The Northern Lights are arguably the most famous attraction to see in the world, and certainly high on many people’s bucket list.
But what exactly is it which attracts hundreds of thousands of visitors each year to marvel at the spectacular natural display.
I was recently lucky enough to take a trip to Iceland where we explored the spectacular volcanic landscape, dramatic coastline and of course, mesmerising northern lights.
We didn’t go with the expectation of seeing the northern lights, as so many tell us, it’s not guaranteed so we didn’t want to get out hopes up. We spent five days in Iceland and were immediately blown away by the utterly beautiful landscapes which greeted us.

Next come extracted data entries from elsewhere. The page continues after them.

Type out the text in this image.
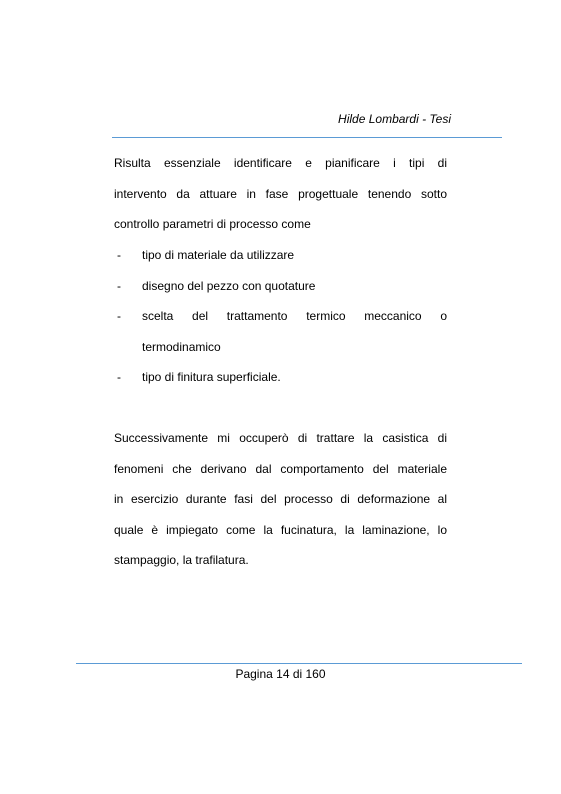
Hilde Lombardi - Tesi
Risulta essenziale identificare e pianificare i tipi di
intervento da attuare in fase progettuale tenendo sotto
controllo parametri di processo come
-	tipo di materiale da utilizzare
-	disegno del pezzo con quotature
-	scelta del trattamento termico meccanico o
termodinamico
-	tipo di finitura superficiale.
Successivamente mi occuperò di trattare la casistica di
fenomeni che derivano dal comportamento del materiale
in esercizio durante fasi del processo di deformazione al
quale è impiegato come la fucinatura, la laminazione, lo
stampaggio, la trafilatura.
Pagina 14 di 160
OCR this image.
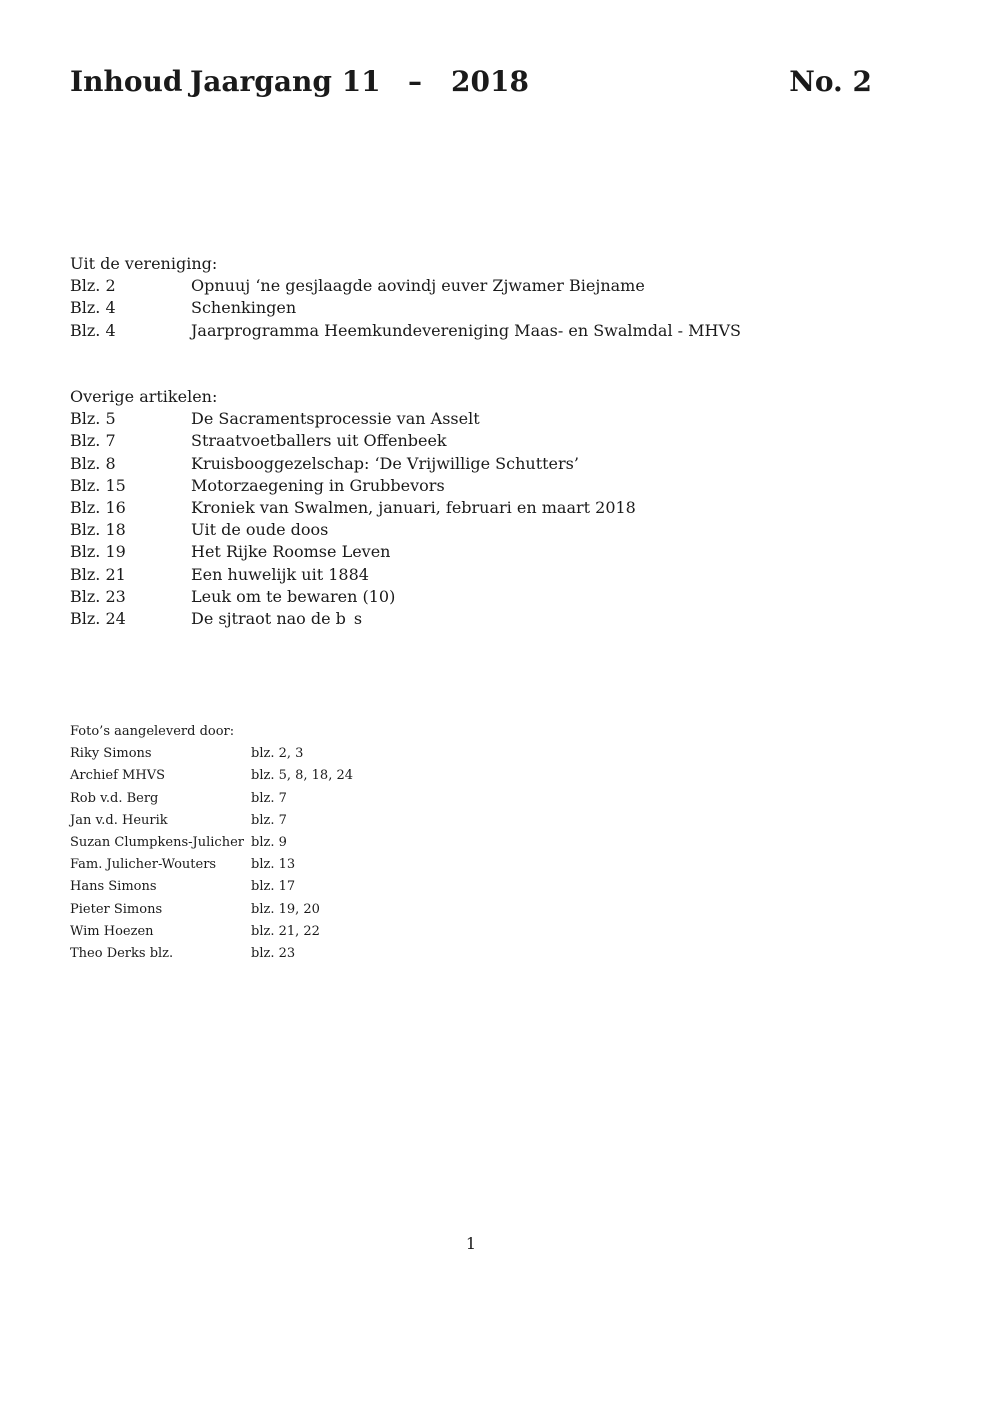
Inhoud Jaargang 11 – 2018	No. 2
Uit de vereniging:
Blz. 2	Opnuuj ‘ne gesjlaagde aovindj euver Zjwamer Biejname
Blz. 4	Schenkingen
Blz. 4	Jaarprogramma Heemkundevereniging Maas- en Swalmdal - MHVS
Overige artikelen:
Blz. 5	De Sacramentsprocessie van Asselt
Blz. 7	Straatvoetballers uit Offenbeek
Blz. 8	Kruisbooggezelschap: ‘De Vrijwillige Schutters’
Blz. 15	Motorzaegening in Grubbevors
Blz. 16	Kroniek van Swalmen, januari, februari en maart 2018
Blz. 18	Uit de oude doos
Blz. 19	Het Rijke Roomse Leven
Blz. 21	Een huwelijk uit 1884
Blz. 23	Leuk om te bewaren (10)
Blz. 24	De sjtraot nao de b s
Foto’s aangeleverd door:
Riky Simons	blz. 2, 3
Archief MHVS	blz. 5, 8, 18, 24
Rob v.d. Berg	blz. 7
Jan v.d. Heurik	blz. 7
Suzan Clumpkens-Julicher blz. 9
Fam. Julicher-Wouters	blz. 13
Hans Simons	blz. 17
Pieter Simons	blz. 19, 20
Wim Hoezen	blz. 21, 22
Theo Derks blz.	blz. 23
1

I must say that Reykjavik is the perfect location for a fun-filled winter break with a difference. Many people head for the sun in winter or opt for snowy mountains, but Reykjavik really is something different, worth considering.
Not only does Reykjavik have an amazing scenic offering but it is also is the center of a buzzing restaurant and nightlife scene. There really is so much going on, more for the youngers than for us, but you really did get a sense that everyone was just having a fantastic time.
The locals are very friendly and relaxed and visitors are looking for a good time, which is the perfect combination.
We headed to the coast of West Iceland and boarded a boat where we went Orca watching, and we were extremely lucky to see a pod of three orcas. Their size is indescribable and their presence eerie, everyone on the boat was completely shell shocked to be witnessing such an incredible sight.
As you make your way around the towns and villages, you’ll see plenty of blowholes, which really are a sight to behold, even after you pass the 20th one. It was on our fourth night that we decided to take a trip to try and see the Northern Lights. We decided to stay right at the tip of the Snaefellsnes Peninsula, as we were told this remote location was the best place to catch the lights. The aurora borealis appeared and I truly was a sight to behold, the shimmering curtain of green and turquoise light filled the sky, and although we went to a location far from any unnatural light, you could see the lights simply by stepping outside.
I would advise going with a specialised tour, as the guides will take you to the best spots and explain the science behind the lights which are magnificent as well as helping you to capture the moment.
For many years, I have wanted to see the Northern Lights but for some reason, never got around to it. When I retired, it was certainly towards the top of my travel list and although it isn’t a big holiday, and is relatively close to our home, it really was one of the most magical breaks we’ve experienced.
You can head to Iceland for 3-5 days easily just make sure you cram in some of the best activities including orca watching.